Tuesday 20 August 2019

Warning over landlords' HAP 'discrimination'

Emily Logan, chief commissioner of the Irish Human Rights & Equality Commission.
Emily Logan, chief commissioner of the Irish Human Rights & Equality Commission.
Shane Phelan

Shane Phelan

The Irish Human Rights and Equality Commission (IHREC) has hit out at what it described as "systemic discrimination" against people in receipt of housing social welfare payments.

Discrimination against people receiving housing benefits and the unfair treatment of workers and job applicants on the basis of disability, gender and race, were all issues encountered by the country's human rights watchdog last year.

IHREC also revealed it received more than 1,700 queries, over 850 of which related to alleged breaches of the Equal Status and Employment Equality acts.

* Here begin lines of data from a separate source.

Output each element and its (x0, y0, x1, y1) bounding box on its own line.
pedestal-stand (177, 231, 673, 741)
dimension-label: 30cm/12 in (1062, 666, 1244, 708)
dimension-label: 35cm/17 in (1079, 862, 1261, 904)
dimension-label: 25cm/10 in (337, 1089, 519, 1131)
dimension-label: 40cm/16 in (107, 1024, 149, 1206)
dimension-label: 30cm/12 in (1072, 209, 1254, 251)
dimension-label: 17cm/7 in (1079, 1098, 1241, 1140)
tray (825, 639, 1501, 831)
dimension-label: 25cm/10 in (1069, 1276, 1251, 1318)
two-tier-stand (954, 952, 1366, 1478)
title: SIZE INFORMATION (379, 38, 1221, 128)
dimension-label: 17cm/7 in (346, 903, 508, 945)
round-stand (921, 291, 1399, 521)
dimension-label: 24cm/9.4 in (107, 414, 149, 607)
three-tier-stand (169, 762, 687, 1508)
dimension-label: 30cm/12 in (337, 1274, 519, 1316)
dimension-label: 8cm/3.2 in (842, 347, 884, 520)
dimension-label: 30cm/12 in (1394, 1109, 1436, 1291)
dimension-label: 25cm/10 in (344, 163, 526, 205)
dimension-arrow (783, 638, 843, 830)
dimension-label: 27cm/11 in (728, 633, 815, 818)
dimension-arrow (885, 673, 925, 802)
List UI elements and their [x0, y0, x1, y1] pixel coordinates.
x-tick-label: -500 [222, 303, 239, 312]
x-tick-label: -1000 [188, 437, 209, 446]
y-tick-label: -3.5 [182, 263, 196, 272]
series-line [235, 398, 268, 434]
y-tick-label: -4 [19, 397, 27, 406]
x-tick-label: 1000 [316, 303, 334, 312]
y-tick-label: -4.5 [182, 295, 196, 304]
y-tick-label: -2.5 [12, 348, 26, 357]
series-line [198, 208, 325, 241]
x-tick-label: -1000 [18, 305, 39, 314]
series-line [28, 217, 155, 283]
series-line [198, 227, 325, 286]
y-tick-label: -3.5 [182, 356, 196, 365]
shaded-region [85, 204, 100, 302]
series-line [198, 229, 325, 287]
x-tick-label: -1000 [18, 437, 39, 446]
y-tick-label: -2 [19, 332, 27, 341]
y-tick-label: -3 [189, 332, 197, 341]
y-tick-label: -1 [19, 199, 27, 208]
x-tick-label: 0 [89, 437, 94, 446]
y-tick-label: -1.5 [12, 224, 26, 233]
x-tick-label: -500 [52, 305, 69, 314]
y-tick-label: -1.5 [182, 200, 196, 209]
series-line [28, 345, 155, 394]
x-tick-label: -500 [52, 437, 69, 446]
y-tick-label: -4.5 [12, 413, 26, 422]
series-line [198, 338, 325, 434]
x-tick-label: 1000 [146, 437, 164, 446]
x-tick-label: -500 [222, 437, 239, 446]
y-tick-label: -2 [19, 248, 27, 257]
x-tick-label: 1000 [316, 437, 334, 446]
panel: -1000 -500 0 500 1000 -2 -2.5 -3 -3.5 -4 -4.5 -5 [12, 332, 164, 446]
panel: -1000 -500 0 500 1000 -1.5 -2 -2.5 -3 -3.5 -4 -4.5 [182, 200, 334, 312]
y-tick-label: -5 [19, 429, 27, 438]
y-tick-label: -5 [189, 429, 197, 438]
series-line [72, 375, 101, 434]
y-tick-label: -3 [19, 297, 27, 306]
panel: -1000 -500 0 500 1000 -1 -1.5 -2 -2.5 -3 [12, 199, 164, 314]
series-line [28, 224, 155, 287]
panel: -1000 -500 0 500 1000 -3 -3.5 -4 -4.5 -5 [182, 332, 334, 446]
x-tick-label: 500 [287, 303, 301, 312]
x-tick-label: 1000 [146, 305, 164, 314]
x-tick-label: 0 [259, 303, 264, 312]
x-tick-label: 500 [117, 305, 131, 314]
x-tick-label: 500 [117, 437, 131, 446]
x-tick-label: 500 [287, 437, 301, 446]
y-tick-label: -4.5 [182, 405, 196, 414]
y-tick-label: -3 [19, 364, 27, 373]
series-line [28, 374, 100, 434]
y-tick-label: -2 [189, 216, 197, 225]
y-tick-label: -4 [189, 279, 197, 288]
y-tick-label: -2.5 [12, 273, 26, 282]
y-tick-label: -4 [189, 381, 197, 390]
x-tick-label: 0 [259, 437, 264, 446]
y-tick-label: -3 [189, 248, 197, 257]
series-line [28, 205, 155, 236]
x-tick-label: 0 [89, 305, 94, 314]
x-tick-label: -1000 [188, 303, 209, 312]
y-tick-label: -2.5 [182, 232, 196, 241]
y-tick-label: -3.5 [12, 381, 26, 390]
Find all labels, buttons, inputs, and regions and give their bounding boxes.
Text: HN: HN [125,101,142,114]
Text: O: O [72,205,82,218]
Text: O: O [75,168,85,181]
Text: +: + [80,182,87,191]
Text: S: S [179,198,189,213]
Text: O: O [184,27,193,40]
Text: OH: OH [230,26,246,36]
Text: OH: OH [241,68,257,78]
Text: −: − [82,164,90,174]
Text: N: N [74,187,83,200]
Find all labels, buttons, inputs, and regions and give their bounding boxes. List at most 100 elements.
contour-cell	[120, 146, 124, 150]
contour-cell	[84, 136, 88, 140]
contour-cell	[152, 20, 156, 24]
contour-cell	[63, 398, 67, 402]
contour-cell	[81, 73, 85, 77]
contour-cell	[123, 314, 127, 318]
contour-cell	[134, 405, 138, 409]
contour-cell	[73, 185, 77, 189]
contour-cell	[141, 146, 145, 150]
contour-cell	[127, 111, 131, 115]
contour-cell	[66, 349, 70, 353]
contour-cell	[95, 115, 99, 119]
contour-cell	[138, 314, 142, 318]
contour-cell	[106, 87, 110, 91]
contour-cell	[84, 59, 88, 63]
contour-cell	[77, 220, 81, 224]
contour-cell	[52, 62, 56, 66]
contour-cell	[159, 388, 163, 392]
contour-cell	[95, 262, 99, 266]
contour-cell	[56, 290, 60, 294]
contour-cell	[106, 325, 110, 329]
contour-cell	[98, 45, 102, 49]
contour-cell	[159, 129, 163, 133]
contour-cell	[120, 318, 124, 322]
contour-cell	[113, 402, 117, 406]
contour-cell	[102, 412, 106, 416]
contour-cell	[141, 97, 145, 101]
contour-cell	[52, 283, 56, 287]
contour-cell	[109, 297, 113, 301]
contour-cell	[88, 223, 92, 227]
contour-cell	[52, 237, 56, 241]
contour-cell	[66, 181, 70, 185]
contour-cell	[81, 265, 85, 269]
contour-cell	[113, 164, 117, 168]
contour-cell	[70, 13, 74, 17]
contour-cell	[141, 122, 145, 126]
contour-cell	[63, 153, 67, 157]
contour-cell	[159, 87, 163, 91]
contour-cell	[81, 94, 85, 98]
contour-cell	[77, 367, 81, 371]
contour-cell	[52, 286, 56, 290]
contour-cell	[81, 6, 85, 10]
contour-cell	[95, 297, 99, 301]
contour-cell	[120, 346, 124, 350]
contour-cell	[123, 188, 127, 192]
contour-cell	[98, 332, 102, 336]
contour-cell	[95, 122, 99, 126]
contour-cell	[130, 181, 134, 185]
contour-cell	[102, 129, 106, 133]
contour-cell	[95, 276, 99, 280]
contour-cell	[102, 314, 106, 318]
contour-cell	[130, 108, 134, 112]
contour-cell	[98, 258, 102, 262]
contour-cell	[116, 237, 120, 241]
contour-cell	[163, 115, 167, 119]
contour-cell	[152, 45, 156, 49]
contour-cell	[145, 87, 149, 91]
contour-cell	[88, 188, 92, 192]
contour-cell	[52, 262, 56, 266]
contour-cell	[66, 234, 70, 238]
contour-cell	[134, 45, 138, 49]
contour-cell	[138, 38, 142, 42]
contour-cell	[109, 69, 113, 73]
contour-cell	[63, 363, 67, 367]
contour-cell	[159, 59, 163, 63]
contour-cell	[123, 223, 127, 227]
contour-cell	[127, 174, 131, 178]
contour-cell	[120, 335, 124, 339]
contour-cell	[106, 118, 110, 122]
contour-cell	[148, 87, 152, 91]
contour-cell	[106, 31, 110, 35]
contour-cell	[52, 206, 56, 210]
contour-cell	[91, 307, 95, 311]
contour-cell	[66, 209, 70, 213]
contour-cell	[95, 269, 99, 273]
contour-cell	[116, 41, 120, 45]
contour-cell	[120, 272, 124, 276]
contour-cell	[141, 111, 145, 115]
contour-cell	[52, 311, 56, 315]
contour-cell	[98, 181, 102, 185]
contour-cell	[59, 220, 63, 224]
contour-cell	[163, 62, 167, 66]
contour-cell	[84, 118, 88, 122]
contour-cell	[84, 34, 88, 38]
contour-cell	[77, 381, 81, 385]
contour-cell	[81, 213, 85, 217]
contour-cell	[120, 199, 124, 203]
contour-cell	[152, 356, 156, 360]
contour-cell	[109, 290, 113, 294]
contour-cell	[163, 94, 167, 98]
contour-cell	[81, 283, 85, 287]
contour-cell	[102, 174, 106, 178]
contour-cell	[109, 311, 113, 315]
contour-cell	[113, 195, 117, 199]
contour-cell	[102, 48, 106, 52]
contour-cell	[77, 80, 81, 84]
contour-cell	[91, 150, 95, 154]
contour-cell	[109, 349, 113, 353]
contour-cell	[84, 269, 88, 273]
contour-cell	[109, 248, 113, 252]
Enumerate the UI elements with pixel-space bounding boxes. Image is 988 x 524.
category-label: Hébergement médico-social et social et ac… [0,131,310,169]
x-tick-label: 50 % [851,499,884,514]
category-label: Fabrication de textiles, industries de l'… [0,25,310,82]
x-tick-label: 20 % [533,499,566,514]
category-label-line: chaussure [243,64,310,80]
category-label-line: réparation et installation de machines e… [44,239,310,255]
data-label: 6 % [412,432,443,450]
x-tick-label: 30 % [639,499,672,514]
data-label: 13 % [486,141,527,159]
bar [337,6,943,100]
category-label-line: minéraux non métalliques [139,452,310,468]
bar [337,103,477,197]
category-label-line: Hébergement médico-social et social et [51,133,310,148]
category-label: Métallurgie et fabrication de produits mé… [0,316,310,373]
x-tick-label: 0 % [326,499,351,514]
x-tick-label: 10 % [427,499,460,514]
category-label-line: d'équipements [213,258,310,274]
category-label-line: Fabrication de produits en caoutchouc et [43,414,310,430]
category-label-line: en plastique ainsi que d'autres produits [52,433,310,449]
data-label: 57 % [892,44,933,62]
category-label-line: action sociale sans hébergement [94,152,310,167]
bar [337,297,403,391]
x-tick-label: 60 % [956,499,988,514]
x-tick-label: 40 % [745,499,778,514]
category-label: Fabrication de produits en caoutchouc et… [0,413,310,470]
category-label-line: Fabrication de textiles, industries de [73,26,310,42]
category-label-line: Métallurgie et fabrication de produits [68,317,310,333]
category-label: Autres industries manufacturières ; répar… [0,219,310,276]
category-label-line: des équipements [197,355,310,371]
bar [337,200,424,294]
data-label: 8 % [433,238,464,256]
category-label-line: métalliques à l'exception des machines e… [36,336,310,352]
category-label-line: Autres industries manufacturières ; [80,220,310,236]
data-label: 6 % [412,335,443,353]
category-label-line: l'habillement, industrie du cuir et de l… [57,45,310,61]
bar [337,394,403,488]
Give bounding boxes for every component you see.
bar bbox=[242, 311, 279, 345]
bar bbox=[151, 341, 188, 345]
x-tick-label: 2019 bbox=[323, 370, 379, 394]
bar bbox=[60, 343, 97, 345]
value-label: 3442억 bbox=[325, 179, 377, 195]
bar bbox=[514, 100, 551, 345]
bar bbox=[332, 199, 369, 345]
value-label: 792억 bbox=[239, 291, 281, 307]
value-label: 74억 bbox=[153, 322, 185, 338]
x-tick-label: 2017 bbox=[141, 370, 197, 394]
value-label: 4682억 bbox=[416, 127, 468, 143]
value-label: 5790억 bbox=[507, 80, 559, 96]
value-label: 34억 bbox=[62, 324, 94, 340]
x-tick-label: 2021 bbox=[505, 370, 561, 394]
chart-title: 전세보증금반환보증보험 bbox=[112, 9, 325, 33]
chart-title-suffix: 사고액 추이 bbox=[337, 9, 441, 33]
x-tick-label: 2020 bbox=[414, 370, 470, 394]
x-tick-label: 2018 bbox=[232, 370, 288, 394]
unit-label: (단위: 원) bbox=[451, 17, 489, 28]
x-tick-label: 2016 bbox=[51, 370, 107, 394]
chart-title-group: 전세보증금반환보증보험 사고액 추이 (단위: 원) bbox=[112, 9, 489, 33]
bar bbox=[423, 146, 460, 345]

Almost a third of queries in relation to each legislative area related to discrimination on the grounds of disability, while one-in-six related to alleged racial discrimination.

A quarter of employment queries related to gender discrimination, while over one-in-five equal status queries related to discrimination on housing assistance grounds.

The figures were revealed just weeks after another IHREC report strongly criticised Government policies on housing, saying they were making the homelessness crisis significantly worse.

In particular, it highlighted the increased reliance by the Government on providing the Housing Assistance Payment - commonly known as HAP - as part of its social housing strategy.

IHREC said it found itself increasingly supporting people who have been discriminated against by prospective landlords on the basis of being in receipt of HAP.

These difficulties were making people reluctant to accept HAP and their preference was to wait for social housing instead.

In the annual report, IHREC chief commissioner Emily Logan returned to this topic, saying that while discrimination on the housing assistance ground can be successfully pleaded at the Workplace Relations Commission (WRC), it was unreasonable to expect someone facing homelessness to "refocus their energies on pursuing a complaint".

She said the issue could not be tackled using the WRC alone and further initiatives would need to be explored.